Immer mehr US-Soldaten wollen Golfeinsatz verweigern: Uncle Sam nimmt GIs als Geiseln
■ Während Gerüchten zufolge Saddam Hussein zu Kompromissen bereit ist, geht die Aufrüstung der USA kräftig weiter. Bis zu 100.000 in Deutschland stationierte GIs müssen damit rechnen, am Golf zum Einsatz zu kommen. Hunderte sind bereit, die Fahne zu verschmähen und sich dem Dienst mit der Waffe zu entziehen.
Während die deutsche Justiz verstärkt gegen Aufrufe zur Fahnenflucht von Friedensgruppen und von den Grünen vorgeht, klingeln beim „Military Counseling Network“ im rheinland-pfälzischen Kastellaun und bei den Grünen in Bonn und Bremen die Telefone heiß. In Deutschland stationierte amerikanische GIs, die sich mit Fahnenfluchtabsichten tragen, wollen sich dort beraten lassen. Über hundert Anrufe sind in Bremen und Kastellaun bereits aufgelaufen, von der deutschen Friedensbewegung wird die Zahl der desertionswilligen GIs jedoch auf mehrere hundert geschätzt. Man geht davon aus, daß viele der US-Soldaten sich bis zum letztmöglichen Zeitpunkt bedeckt halten werden.
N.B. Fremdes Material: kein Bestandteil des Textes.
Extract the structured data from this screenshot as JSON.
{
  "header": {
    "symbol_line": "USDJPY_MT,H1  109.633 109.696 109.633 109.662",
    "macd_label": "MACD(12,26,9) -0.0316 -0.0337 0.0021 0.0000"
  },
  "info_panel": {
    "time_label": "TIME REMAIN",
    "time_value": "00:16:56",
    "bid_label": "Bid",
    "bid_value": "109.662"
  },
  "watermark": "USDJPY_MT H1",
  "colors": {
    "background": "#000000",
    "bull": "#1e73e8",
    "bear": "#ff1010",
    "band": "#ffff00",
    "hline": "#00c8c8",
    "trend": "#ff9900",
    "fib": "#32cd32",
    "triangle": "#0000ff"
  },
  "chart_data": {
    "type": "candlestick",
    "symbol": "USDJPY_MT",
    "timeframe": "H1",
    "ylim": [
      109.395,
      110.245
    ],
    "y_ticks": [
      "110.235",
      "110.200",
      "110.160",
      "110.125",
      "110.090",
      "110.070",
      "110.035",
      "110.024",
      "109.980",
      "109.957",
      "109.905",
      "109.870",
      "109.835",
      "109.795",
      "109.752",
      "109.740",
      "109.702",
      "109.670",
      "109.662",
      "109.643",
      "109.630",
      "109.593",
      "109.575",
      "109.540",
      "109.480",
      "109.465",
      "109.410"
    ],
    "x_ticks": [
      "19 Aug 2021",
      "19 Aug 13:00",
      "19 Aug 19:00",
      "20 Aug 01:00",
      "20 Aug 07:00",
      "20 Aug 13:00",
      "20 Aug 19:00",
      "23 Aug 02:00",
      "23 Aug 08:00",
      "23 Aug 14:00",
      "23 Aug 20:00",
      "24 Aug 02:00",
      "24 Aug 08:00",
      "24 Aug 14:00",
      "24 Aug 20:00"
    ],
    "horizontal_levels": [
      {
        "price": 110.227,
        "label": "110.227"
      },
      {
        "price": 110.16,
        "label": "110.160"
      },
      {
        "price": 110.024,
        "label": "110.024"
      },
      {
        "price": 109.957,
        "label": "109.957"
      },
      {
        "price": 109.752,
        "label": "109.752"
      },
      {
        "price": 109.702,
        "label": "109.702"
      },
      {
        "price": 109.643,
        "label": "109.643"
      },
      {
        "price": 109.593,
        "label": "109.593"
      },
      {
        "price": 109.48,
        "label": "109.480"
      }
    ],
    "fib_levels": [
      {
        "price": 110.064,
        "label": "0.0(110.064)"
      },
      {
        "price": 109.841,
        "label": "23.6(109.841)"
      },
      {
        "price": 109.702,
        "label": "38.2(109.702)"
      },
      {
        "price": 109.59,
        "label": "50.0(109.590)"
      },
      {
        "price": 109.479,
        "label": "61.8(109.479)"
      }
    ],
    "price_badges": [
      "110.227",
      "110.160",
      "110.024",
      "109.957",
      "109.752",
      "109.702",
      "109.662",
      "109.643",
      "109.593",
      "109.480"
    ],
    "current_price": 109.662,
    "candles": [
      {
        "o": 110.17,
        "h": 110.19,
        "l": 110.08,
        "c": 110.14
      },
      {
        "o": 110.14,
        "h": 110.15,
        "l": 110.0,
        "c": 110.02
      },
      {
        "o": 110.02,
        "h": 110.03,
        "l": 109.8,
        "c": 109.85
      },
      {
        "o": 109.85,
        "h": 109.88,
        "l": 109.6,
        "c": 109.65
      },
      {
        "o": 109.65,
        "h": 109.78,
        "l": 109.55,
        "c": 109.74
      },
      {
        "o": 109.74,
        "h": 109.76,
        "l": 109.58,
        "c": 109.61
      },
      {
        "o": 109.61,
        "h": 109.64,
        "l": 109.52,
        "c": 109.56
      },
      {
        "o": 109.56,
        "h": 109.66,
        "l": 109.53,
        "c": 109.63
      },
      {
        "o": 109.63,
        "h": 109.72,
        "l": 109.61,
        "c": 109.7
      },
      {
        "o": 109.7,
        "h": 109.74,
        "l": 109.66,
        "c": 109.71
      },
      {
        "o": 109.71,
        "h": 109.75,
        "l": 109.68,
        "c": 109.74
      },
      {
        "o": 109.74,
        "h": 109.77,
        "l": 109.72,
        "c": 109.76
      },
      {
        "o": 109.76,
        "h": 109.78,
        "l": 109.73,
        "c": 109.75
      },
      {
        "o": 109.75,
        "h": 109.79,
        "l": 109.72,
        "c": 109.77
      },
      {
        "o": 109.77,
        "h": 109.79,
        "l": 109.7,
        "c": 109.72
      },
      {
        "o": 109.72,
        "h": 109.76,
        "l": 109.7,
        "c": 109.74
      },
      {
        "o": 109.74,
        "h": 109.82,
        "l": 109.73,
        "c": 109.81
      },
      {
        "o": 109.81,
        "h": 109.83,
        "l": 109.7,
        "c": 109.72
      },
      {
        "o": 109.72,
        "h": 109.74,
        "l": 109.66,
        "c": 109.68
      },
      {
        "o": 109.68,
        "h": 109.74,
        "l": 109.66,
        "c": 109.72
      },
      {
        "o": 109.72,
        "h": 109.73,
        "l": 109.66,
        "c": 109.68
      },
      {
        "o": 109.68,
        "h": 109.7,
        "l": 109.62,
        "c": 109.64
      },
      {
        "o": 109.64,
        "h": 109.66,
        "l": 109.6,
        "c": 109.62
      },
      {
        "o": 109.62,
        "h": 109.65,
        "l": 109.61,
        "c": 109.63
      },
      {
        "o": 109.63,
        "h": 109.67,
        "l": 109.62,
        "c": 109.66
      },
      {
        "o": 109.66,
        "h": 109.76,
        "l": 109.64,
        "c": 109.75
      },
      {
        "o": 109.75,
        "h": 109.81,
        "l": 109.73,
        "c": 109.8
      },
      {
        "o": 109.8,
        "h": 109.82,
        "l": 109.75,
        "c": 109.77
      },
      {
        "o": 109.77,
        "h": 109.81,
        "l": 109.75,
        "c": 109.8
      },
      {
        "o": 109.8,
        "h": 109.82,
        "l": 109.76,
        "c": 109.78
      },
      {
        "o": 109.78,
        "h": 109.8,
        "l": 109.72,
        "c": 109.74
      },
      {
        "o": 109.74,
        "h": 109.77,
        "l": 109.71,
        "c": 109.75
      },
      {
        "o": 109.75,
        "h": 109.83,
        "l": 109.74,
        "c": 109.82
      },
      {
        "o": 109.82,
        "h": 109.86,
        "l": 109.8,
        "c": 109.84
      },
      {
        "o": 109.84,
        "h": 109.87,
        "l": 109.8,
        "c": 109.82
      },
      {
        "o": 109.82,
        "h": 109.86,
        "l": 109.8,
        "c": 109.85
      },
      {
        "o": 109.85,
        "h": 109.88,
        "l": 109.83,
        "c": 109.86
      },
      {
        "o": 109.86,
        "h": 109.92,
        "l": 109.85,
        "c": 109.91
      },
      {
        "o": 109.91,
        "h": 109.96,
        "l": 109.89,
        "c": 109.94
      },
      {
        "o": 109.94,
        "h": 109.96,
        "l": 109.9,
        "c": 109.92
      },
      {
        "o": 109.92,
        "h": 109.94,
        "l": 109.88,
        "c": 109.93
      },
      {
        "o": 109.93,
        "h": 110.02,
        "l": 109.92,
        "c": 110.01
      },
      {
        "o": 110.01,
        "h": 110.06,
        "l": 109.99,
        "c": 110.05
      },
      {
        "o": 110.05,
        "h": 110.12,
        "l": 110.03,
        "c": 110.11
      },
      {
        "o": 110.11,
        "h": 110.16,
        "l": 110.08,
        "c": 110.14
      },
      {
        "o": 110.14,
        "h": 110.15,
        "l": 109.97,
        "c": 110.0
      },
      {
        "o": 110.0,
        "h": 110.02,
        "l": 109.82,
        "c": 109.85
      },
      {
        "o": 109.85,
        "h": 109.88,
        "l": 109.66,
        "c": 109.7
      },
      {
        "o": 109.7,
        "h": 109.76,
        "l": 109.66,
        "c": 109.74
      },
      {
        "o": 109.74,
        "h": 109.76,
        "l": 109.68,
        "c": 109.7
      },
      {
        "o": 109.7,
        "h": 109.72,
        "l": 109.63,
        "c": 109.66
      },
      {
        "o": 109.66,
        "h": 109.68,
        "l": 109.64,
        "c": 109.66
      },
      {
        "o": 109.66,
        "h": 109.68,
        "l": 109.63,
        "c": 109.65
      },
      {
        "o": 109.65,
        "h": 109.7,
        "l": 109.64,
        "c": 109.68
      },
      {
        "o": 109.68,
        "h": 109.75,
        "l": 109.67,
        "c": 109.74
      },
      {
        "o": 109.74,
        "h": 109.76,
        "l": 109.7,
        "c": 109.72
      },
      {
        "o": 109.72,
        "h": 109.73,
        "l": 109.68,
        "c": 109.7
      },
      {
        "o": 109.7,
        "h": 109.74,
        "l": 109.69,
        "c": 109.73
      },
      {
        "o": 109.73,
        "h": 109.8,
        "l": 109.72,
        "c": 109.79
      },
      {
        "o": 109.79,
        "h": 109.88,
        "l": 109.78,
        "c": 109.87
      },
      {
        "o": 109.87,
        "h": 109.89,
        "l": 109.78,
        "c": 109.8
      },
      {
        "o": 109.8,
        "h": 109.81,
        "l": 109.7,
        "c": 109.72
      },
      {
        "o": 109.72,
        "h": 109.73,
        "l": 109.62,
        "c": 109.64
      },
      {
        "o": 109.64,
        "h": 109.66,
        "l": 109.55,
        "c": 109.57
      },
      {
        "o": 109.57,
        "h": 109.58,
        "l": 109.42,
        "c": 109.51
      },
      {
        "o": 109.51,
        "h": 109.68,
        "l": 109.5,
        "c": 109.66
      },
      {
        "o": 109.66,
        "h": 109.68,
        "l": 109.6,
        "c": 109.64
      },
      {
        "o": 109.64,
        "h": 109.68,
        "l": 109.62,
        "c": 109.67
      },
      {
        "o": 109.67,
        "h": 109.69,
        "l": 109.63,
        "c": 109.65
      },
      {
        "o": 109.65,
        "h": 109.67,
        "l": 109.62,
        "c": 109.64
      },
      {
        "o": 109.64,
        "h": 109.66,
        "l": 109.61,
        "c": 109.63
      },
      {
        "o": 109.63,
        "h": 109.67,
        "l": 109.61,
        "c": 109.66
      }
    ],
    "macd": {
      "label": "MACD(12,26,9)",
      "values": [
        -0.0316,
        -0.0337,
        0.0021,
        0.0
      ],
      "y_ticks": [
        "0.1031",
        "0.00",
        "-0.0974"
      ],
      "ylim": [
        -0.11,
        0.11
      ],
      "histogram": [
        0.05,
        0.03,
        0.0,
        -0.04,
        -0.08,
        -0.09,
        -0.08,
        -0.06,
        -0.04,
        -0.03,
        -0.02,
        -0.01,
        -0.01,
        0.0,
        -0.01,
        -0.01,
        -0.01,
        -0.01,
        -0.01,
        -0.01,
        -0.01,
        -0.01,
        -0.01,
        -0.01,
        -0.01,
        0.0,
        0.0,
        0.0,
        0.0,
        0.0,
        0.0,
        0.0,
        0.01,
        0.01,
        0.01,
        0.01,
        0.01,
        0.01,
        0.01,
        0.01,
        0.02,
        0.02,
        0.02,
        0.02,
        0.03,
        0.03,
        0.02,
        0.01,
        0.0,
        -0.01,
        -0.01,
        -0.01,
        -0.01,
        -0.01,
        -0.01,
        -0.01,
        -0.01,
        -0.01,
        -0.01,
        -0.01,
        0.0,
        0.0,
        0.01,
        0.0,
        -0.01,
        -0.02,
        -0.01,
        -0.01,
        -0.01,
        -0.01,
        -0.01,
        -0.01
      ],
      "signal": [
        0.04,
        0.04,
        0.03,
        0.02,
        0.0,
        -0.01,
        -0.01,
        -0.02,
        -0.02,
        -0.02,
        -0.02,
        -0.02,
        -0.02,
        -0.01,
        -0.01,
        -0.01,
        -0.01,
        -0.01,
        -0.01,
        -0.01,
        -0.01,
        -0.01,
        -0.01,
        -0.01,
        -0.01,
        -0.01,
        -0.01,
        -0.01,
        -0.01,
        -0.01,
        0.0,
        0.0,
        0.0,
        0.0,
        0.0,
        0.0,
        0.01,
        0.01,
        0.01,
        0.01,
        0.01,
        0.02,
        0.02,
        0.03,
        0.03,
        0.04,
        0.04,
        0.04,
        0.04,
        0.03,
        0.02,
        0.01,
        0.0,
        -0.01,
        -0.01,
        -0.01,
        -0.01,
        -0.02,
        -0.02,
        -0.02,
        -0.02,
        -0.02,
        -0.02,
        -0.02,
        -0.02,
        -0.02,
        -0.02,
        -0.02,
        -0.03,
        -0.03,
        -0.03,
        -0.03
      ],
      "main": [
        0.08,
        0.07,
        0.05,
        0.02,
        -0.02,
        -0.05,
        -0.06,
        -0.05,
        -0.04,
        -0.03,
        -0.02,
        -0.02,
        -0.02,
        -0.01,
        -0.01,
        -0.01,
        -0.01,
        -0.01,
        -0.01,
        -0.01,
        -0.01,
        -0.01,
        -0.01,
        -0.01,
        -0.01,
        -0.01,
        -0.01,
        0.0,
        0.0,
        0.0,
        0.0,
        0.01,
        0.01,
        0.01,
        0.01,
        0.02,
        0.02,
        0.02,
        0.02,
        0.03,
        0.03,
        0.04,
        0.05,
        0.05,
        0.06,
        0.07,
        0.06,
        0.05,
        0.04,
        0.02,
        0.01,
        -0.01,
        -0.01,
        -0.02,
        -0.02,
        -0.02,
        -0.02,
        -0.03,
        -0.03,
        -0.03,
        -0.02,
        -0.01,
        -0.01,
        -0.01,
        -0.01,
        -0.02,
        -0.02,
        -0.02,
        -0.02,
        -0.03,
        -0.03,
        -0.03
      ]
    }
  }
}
Jede Nachricht von einer Verschärfung der politischen Situation, aber auch das verstärkte Verteilen von Info-Flugblättern vor den Kasernentoren durch deutsche Friedensgruppen oder Verweigererorganisationen wie die Deutsche Friedensgesellschaft-Vereinte Kriegsdienstgegner (DFG-VK) lassen die Zahl der Anrufe hochschnellen. Bis zu zehn sind es täglich beim „Military Counseling Network“, hauptsächlich aus den Stationierungsorten um Frankfurt, Nürnberg, München, Stuttgart, aber auch aus dem Hunsrück und dem Raum Bremen. In Berlin sind bislang keine Desertionsabsichten bekannt geworden.
Von den 250.000 in der Bundesrepublik stationierten GIs sollen nach Angaben der Friedensbewegung rund 100.000 an den Golf geschickt werden, die US-Armee spricht von 50 bis 100.000. Den Berufssoldaten drohen bei Befehlsverweigerung oder Desertion drakonische Strafen von bis zu fünf Jahren Gefängnis. Bei Desertion ist ihnen die Einreise ins Heimatland nicht mehr möglich. Doch momentan schützen weder die Befehlsverweigerung, noch ein Antrag auf Kriegsdienstverweigerung oder auch das Ablaufen der Dienstzeit nicht vor einem Einsatz im Golf. Die Soldaten werden in jedem Fall nach Saudi-Arabien an ihre neuen Standorte gebracht, teilte die US-Armee am vergangenen Freitag mit.
Hundert Anrufe beim „Military Counseling Network“
Beim „Military Counseling Network“, dem Beratungstelefon, hatten die Pazifisten Cathy Stoner und ihr Mann Andre in den vergangenen Jahren eine relativ ruhige Zeit, nun läuft der Laden auf Hochtouren. Rund 100 Anrufe haben die beiden bereits erhalten. Cathy Stoner rechnet in den nächsten Tagen und Wochen mit den ersten Verhaftungen, weil dann das Truppenausfliegen gen Golf beginnt. Cathy Stoner kritisiert die Absicht der US-Armee, auch die Befehlsverweigerer mitzunehmen, als „Geiselnahme“.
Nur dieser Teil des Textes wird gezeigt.